Not sure how you feel about his head carriage, but if you continue to push actively in trot and shorten your reins I don't see any reason for him not to come up into your hands (as in english they look for their poll to be the highest point).
Hope this helps and good luck!
It looks like your stirrups are a little too long. Maybe shorten them a hole or two?
A few notes:
- Your horse's hind end is not engaged. Yes, his head is down, but he's very much on the forehand with his hind end just kind of hanging out like "dum de dum de dum" - he should be powering from the hind end. Shorten your reins and get him on contact. Get his butt to work harder - a dressage whip can really help.
- Because of your long reins, you've got your wrists cocked inwards so you've broken the line from elbow to bit. Shorten your reins and keep your wrists straight.
- Elbow bent and in, thumbs up.
- At the sitting trot your hands are pumping back and forth, you want them to be soft and quiet and flowing with the motion so when you pick up contact you aren't bumping him in the mouth every stride.

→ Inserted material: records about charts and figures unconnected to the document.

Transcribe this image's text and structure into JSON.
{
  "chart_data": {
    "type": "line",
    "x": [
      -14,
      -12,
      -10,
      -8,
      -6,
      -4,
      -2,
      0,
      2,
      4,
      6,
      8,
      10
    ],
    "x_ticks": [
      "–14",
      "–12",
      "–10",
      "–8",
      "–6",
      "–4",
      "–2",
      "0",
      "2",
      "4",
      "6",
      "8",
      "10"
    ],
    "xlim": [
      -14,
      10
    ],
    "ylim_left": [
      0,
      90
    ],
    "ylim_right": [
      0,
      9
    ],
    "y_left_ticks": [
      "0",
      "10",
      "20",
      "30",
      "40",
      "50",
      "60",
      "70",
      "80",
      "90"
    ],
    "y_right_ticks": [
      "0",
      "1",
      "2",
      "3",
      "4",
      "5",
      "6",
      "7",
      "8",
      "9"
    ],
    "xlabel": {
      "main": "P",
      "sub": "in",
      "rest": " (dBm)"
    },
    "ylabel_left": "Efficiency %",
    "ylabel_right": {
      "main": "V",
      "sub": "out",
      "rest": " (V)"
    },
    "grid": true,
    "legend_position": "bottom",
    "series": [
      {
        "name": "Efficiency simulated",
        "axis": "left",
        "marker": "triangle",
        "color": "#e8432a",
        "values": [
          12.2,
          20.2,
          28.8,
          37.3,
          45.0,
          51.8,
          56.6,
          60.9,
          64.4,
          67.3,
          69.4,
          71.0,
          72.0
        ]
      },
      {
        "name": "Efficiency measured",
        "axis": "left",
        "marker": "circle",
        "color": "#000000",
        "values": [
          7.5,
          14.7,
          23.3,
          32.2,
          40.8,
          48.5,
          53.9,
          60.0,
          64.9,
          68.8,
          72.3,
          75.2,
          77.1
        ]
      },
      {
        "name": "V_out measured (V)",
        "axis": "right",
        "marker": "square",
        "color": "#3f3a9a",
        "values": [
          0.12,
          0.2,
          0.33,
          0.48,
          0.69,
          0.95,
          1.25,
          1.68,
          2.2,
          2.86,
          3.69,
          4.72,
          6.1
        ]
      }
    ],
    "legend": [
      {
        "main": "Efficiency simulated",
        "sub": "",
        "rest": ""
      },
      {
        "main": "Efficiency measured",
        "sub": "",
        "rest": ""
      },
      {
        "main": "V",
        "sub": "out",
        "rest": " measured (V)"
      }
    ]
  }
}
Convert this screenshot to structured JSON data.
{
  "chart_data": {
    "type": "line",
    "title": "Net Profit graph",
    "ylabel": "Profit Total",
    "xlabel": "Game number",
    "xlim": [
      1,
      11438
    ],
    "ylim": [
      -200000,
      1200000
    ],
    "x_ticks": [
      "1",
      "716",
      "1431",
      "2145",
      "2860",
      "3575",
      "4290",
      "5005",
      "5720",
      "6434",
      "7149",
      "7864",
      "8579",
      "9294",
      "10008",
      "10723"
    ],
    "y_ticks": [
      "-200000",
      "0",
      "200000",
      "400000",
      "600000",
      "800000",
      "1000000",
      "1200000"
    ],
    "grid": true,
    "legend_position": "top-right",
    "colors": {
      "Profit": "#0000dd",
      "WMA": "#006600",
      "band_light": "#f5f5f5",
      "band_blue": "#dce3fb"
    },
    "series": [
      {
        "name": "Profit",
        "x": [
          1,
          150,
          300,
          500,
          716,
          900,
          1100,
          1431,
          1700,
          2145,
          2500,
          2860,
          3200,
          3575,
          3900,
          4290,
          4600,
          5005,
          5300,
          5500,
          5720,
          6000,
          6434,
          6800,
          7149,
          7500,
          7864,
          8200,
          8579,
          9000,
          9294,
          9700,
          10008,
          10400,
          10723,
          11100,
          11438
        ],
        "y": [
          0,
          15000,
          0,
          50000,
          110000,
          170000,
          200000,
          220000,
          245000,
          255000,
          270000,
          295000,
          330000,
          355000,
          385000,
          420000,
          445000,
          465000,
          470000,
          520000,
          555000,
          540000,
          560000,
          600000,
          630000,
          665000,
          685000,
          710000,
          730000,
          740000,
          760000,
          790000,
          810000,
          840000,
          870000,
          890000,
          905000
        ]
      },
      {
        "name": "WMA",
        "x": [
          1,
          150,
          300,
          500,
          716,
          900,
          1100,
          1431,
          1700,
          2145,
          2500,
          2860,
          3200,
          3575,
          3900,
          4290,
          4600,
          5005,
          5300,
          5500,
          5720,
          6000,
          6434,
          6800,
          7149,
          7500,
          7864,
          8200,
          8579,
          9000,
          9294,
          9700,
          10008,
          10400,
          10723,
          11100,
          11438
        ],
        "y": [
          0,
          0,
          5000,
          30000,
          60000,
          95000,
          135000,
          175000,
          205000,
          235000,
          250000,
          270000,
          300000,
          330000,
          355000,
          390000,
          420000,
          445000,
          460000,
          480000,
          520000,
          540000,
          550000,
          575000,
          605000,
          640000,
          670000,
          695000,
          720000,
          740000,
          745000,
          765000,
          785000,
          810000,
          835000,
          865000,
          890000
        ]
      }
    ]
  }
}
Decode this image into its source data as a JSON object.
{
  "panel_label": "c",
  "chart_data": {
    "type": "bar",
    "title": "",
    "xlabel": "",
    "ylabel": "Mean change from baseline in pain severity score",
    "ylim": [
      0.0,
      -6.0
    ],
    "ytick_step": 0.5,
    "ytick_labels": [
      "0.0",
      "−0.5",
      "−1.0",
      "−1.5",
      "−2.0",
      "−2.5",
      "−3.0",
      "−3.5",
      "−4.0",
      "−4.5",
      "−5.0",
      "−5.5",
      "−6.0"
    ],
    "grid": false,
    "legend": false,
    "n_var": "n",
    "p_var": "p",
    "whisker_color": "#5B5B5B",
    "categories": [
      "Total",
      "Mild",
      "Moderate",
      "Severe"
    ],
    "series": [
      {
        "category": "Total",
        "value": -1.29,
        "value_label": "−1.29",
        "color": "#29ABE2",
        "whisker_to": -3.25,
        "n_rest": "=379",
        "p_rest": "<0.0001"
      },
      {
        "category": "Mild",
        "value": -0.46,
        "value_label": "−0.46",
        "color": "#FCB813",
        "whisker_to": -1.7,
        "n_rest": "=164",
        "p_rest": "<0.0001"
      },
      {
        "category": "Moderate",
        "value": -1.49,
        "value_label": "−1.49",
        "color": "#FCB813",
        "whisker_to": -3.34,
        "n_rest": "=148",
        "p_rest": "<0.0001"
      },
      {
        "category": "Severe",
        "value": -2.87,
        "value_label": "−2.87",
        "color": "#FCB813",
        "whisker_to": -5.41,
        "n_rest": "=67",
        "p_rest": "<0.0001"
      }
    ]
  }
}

- At the canter especially you've got quite the chair seat going on; that is partially due to your horse's downhill conformation. Try to bring your heel back under you. Can you get a video of you with your leathers up a hole? I bet that is going to help in the long run even if it feels strange now.
- It looks like at the canter you're either consciously or subconsciously checking the reins at every stride - do you notice that? It could be a carry over from the lack of flow at your sitting trot.
- You do have a very nice flowing seat :)
Is your saddle a smidge too small for you?